Fordham University has a rich baseball tradition, dating back to 1859 when the “Rose Hills” took on St. Francis Xavier in the first college baseball game with nine men on a side. On April 20, the Fordham University recognized eight who are responsible for some of those traditions with a pregame plaque ceremony.
The eight, Esteban “Steve” Bellán, Jack Coffey, Frankie Frisch, Dan Gallagher, John Kieran, Walter O’Malley, Vin Scully, and Ed Walsh, were each honored with a special plaque that will be displayed at Houlihan Park at Jack Coffey Field.
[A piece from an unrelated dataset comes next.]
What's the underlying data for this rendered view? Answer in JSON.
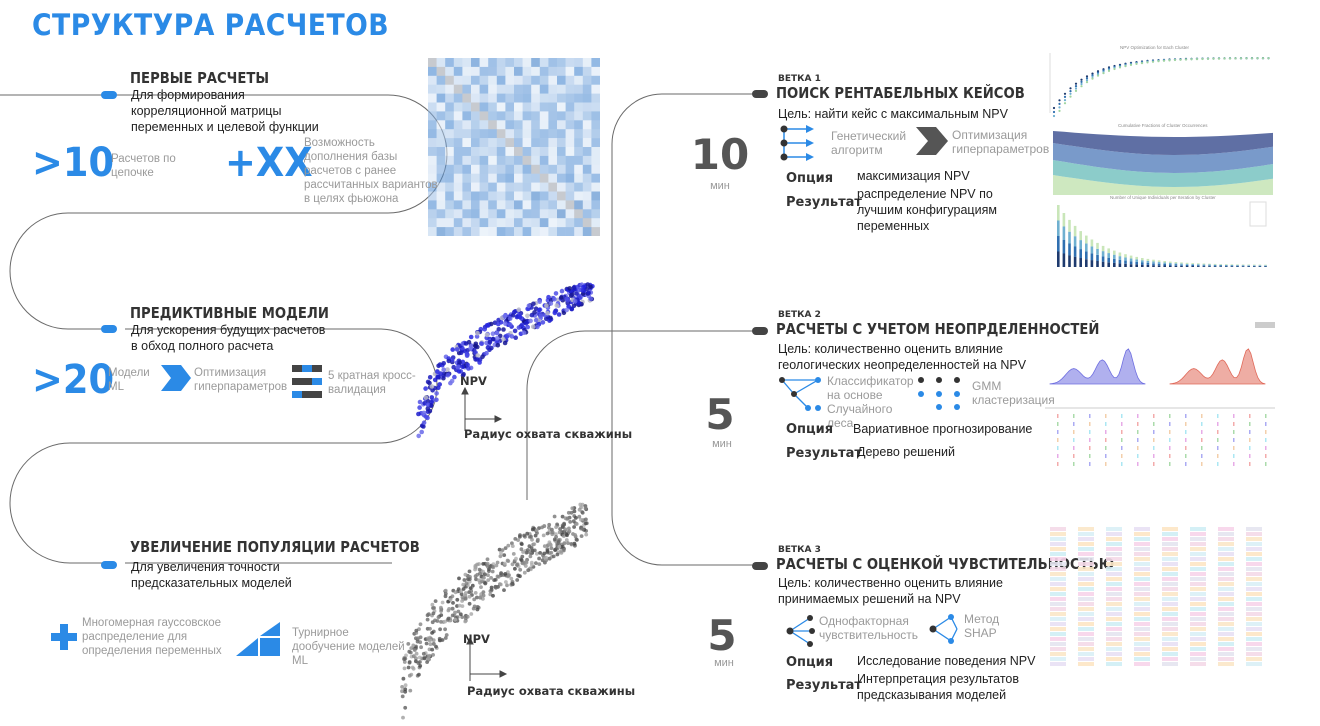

Bellán was the first Cuban and the first Latin American to play major league baseball, a game he learned as a student at Fordham (then St. John’s).
Jack Coffey was associated with Fordham in some capacity for 61 of his 78 years. As head baseball coach, he helped the Rams become a national sports powerhouse, winning five Eastern Collegiate Conference championships and 14 Metropolitan Conference titles along with a school record 1,095 wins.
Kieran, a member of the Fordham baseball team as an undergraduate, became one of the country’s best known sports columnists and was the recipient of the 1973 J.G. Taylor Spink Award at the National Baseball Hall of Fame ceremony.
Vin Scully was a member of the Fordham baseball team as an undergraduate and began his career as a broadcaster at WFUV. He joined the Brooklyn Dodgers’ radio and television booths shortly after graduation and has been with the franchise ever since.
Ed Walsh had a brief though remarkable major league career following his stint at Fordham. He averaged 24 victories, 220 strikeouts and posted an ERA below 2.00 five times.
A 1930 Fordham University Law School graduate, Walter O’Malley owned the Brooklyn/Los Angeles Dodgers from 1950 to 1979. He served as the Dodgers’ chief legal counsel when Jackie Robinson broke the racial color barrier in 1947.
Dan Gallagher served as head baseball coach for 21 years, amassing 518 career wins, second only to Coffey on the school’s all-time win list. Gallagher received the Fordham Coach of the Year Award three times in his tenure.
Frankie Frisch, the “Fordham Flash,” excelled in football and baseball at Rose Hill, pacing the 1919 baseball team to the Eastern Championship and a number two national ranking. He played major league baseball for 19 years, before being elected to the National Baseball Hall of Fame.
The ceremony was made possible by the support of Jim Houlihan, GSB ’74, former baseball Ram and the namesake of Houlihan Park.